Hey, do you check your methods’ arguments to make sure they’re not null?
Today, I got into a little discussion with a teammate about testing contracts of methods: should we check for null in every public method?
I was against it, and he was for it.
The simple reasons to do it are, first, that it makes your code more defensive. You fail explicitly instead of failing implicitly when the code tries to dereference the null object. Another argument was that given 20 callers of an interface, it’s easier to test in the interface for the precondition than to test each and every one of the callers. And, of course, that it is better API implementation, and that even if a class isn’t part of one’s public API now it might very well become part of it in the future, so why not add the tests now?
I’ll tackle these all. First, I have to agree that some null checks are required, at the boundaries of your system. I believe a system should have a paranoid barrier, before it everything is as suspect as someone going on a bus with a heavy coat on a hot day – that’s just waiting to blow. Once you’ve passed the barrier you know things are secure and no longer need to be paranoid.

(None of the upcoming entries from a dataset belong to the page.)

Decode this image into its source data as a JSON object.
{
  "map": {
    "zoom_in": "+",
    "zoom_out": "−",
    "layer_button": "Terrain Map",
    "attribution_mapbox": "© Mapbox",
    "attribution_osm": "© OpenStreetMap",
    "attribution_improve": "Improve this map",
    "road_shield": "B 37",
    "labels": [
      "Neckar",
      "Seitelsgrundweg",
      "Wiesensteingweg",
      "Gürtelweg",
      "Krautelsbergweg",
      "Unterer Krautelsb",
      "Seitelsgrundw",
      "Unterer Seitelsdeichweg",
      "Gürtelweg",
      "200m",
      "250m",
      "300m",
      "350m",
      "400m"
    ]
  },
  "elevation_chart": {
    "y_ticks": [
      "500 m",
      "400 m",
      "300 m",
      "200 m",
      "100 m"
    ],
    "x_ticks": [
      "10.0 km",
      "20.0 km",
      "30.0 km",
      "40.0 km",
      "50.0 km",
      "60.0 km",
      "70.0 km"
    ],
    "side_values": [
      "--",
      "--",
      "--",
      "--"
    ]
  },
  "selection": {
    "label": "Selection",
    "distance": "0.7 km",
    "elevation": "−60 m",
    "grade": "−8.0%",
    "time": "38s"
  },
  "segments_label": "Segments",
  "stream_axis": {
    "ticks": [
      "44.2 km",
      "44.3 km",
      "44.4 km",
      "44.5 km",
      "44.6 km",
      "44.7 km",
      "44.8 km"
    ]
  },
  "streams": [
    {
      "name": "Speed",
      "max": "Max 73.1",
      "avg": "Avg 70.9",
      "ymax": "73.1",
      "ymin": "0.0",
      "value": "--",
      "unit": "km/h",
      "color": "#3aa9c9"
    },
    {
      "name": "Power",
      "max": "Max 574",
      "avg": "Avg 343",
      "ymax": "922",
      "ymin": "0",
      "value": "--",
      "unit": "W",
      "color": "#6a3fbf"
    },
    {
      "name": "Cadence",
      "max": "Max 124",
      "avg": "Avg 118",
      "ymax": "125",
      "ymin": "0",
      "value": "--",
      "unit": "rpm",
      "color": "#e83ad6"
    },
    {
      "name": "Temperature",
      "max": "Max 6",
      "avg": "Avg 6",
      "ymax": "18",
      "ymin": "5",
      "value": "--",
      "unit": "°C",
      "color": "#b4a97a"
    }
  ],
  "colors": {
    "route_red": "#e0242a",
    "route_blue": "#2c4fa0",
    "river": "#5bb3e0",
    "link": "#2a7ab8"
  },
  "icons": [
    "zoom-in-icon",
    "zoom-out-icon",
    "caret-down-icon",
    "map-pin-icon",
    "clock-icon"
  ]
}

So yes, some null checks are of course required.
But, because we want our API to be user-friendly and error-proof does that mean we need to make every public method in our code paranoid just in case it will become part of the public API at some point? 5 letters: YAGNI! :)
The interesting part is the testing of the callers. I agree, if we have to write the test 20 times for each caller, it will get tedious. But we don’t write the same thing twice, do we? As good old J.B Rainsberger teaches, what we actually need are collaboration tests. Each of the callers collaborate with the interface. And so, we create a collaboration test that makes sure the user is using the interface according to the contract. These are usually abstract tests that require us to create derivatives that implement a factory method for creating the calling class. This way we write the tests only once and make explicit the interface and contract, even in dynamic language.

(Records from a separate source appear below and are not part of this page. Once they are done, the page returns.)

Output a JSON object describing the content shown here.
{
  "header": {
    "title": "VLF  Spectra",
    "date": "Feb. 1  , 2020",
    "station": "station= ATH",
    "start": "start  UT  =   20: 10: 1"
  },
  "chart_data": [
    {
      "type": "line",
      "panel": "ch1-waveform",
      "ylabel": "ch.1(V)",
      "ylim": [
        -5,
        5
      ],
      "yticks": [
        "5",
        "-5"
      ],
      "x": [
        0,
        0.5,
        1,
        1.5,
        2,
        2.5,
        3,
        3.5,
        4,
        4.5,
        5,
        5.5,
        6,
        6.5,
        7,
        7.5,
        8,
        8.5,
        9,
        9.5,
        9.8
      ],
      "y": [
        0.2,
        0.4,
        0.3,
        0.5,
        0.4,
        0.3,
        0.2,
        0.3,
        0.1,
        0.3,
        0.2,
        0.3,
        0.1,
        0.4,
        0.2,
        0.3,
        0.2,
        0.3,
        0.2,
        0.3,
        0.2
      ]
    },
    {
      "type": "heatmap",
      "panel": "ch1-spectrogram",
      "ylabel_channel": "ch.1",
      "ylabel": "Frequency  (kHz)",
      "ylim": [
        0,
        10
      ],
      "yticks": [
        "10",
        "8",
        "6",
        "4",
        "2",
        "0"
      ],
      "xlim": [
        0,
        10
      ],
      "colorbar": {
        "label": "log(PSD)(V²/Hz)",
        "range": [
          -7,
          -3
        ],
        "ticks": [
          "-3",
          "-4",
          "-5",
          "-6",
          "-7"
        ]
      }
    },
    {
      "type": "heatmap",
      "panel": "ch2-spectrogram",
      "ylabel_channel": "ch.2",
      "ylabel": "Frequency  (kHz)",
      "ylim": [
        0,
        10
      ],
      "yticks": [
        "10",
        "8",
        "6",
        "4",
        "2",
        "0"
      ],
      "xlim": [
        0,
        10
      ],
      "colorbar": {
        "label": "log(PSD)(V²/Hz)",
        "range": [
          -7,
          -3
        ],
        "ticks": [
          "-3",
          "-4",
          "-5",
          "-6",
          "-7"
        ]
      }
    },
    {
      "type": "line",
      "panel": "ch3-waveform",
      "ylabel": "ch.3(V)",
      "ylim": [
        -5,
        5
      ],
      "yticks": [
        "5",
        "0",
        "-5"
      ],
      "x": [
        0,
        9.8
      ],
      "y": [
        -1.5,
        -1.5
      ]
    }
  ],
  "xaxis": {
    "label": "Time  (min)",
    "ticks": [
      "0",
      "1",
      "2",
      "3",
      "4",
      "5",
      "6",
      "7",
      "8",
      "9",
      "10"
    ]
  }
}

In general, this is a powerful solution, that solves a basic problem with defensive programming. Say we do test for nullity wherever possible, what do we do then? Our system is likely to crash or throw an exception any way, since what is the interface to do? Obviously something is wrong if we were called in a way that doesn’t match the contract, so is the hassle worth it? I think testing for nullity everywhere is a thing of the past, especially once you adopt dynamic programming and get used to the fact that most of the times you can’t even be sure the object you’ve got will answer the methods you’re about to use, so what difference does a null check make?
So let’s write some awesome collaboration tests tests and get cracking!